A nurse looked up. “I’ve got a pulse.”
Someone muttered, “Thank God.”
The surgeon shifted back into gear. “Let’s get this finished, people.”
Aaron Tyler got to work
to find a note on his desk stating that Ellie Strobel wouldn’t be in for her session because she’d been taken to the hospital in the night.
Frowning, he picked up the phone and called the nurse’s desk. “This is Dr. Tyler. What happened to Ellie Strobel?”
“I just came on duty. Let me check, Dr. Tyler.”
Aaron waited a few moments, and then the nurse was back.
“She was taken by ambulance to All Saints around 2:00 a.m. It says here she was unconscious, with nausea and high fever. Oh. And one other notation here
. . .
something about being alerted to her condition by Luther Dunn, although I’m not sure what that means.”
Aaron’s stomach knotted. “I think I do. Thank you.”
He hung up, then glanced at his calendar. Ellie had been his only session this morning. There was plenty of time for him to go check on her. Even though this did not fall under the auspices of his duty to a patient, he knew if he didn’t go, there would be no one but strangers seeing to her welfare. But before he went, he wanted to talk to Luther—if, of course, Luther was willing to talk to him.
He left his office and ran into Charlie on the way down the corridor. “Charlie, do you have a minute?”
“Yeah, sure Doc. What do you need?”
“Walk with me to Luther Dunn’s room. I need to ask him a couple of questions, but he doesn’t really know me, so I’d prefer you went along as a familiar face.”
“No problem. Is he in trouble?”
“No.”
“Good. I like the old Hippy. He doesn’t make waves, which is more than I can say for most of the patients in here.”
“Yes, I suppose that’s so.”
A couple of minutes later they were at his door.
Charlie knocked then poked his head in the door. Luther was sitting in a chair in front of the window with his back to the door.

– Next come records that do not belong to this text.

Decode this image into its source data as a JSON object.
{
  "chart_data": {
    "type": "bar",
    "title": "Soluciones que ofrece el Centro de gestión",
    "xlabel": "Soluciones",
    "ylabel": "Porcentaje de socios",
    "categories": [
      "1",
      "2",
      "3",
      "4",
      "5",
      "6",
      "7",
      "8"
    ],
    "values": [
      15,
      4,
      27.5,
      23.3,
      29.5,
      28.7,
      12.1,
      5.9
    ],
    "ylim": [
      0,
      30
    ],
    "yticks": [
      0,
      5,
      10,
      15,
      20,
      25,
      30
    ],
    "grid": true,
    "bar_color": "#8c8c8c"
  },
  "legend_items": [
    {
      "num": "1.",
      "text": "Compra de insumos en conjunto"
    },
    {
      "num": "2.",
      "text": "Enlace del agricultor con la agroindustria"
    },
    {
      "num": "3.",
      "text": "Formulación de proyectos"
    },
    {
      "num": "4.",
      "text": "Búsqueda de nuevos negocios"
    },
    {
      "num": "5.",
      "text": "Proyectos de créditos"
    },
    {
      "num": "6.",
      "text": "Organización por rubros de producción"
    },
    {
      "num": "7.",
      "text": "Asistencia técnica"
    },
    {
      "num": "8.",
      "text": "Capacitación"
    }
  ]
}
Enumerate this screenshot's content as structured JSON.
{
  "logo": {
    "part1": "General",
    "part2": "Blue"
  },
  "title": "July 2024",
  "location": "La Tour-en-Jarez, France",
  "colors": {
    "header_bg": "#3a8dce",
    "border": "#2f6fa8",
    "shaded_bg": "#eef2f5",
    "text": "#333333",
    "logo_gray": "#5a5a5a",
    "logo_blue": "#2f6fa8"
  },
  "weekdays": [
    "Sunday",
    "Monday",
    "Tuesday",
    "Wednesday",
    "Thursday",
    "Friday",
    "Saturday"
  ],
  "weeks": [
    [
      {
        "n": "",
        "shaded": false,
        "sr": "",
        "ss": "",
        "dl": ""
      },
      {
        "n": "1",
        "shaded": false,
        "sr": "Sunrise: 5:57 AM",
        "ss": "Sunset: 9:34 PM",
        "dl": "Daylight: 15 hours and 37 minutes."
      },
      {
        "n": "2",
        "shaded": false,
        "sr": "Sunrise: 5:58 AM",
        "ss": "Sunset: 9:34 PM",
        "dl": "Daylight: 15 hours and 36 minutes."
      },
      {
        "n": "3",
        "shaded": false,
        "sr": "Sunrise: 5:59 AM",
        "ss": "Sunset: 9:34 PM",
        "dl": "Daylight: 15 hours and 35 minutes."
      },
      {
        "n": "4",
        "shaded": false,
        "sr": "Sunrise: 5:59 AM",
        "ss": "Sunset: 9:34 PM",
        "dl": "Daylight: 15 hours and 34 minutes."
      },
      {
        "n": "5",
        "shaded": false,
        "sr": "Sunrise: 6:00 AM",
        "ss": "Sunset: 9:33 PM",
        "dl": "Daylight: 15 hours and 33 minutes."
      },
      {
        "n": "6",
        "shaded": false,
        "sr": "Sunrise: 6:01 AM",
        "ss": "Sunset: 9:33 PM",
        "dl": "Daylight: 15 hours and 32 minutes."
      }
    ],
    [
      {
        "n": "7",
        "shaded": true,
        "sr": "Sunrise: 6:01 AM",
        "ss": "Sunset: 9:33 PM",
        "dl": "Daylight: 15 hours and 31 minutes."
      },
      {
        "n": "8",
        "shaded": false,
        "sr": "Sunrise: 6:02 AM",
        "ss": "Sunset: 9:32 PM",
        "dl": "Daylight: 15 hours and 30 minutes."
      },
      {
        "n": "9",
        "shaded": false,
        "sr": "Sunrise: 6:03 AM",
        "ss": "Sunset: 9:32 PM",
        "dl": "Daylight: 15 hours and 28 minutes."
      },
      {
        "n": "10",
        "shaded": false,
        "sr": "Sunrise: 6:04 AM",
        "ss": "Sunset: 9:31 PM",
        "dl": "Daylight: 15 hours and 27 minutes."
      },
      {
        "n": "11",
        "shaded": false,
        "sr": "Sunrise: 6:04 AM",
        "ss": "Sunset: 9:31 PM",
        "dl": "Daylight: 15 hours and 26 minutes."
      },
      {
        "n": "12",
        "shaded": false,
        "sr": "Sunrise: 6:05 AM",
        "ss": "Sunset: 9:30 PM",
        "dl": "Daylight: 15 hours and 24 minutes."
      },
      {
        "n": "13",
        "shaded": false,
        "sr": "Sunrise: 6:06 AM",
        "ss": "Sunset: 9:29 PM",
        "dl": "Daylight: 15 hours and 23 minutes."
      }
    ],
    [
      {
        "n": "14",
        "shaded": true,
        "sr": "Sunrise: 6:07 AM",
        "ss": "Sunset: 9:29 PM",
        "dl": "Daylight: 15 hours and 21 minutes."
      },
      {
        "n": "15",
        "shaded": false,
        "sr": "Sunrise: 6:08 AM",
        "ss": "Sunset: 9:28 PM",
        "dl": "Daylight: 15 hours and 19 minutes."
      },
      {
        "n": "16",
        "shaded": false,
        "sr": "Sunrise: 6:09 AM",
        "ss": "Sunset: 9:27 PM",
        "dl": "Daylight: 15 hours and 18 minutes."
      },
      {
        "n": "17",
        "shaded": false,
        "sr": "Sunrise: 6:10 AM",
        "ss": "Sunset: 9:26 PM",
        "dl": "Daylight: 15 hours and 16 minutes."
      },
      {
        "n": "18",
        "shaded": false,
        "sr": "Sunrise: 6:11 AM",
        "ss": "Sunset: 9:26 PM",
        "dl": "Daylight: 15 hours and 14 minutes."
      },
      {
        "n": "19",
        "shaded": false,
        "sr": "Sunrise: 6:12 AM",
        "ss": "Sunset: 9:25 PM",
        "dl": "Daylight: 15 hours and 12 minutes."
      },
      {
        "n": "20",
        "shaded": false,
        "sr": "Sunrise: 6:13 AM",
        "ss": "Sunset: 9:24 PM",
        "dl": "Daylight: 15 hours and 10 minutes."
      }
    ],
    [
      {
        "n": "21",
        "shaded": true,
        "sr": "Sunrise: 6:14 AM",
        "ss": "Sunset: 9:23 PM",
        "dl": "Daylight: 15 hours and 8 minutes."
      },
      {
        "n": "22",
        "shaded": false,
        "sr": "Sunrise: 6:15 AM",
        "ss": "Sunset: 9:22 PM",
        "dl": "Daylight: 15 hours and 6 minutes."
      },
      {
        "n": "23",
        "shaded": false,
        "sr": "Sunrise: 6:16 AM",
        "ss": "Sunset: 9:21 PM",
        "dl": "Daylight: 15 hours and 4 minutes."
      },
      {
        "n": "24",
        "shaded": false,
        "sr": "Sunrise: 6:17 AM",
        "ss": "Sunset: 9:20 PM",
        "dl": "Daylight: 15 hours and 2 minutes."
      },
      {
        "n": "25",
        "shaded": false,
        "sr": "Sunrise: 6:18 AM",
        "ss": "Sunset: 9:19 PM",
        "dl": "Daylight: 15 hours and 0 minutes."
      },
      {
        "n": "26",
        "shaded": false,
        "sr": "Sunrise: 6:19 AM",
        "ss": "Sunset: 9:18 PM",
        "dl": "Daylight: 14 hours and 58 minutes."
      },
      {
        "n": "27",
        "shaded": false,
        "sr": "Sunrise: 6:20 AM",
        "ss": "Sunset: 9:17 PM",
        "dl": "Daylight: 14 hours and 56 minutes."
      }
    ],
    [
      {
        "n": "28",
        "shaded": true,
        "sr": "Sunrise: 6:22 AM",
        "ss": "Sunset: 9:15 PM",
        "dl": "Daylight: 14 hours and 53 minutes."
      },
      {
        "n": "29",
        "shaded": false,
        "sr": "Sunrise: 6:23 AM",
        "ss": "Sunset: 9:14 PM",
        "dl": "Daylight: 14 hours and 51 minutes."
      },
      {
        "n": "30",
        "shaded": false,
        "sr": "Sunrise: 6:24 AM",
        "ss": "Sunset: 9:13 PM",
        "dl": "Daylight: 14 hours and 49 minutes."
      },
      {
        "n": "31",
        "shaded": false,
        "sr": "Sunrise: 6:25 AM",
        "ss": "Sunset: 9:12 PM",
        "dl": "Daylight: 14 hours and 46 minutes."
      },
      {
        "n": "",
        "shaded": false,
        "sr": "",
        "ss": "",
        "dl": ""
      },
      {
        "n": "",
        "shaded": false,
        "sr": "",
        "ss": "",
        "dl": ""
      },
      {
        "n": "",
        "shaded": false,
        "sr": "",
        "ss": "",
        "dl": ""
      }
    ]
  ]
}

“Hey Luther, it’s me. You have a visitor.”
There was no indication that he’d heard.
“Wait here for me,” Aaron said and went in. He walked around the chair where Luther was sitting to face him. “Luther, I’m Ellie’s doctor. I wanted to thank you for calling attention to her condition last night.”
“You’re in my light.”
Aaron jumped, then moved off to one side. “Sorry. I didn’t realize.”
Luther turned his head and looked straight into Aaron’s eyes. “They all died last night.”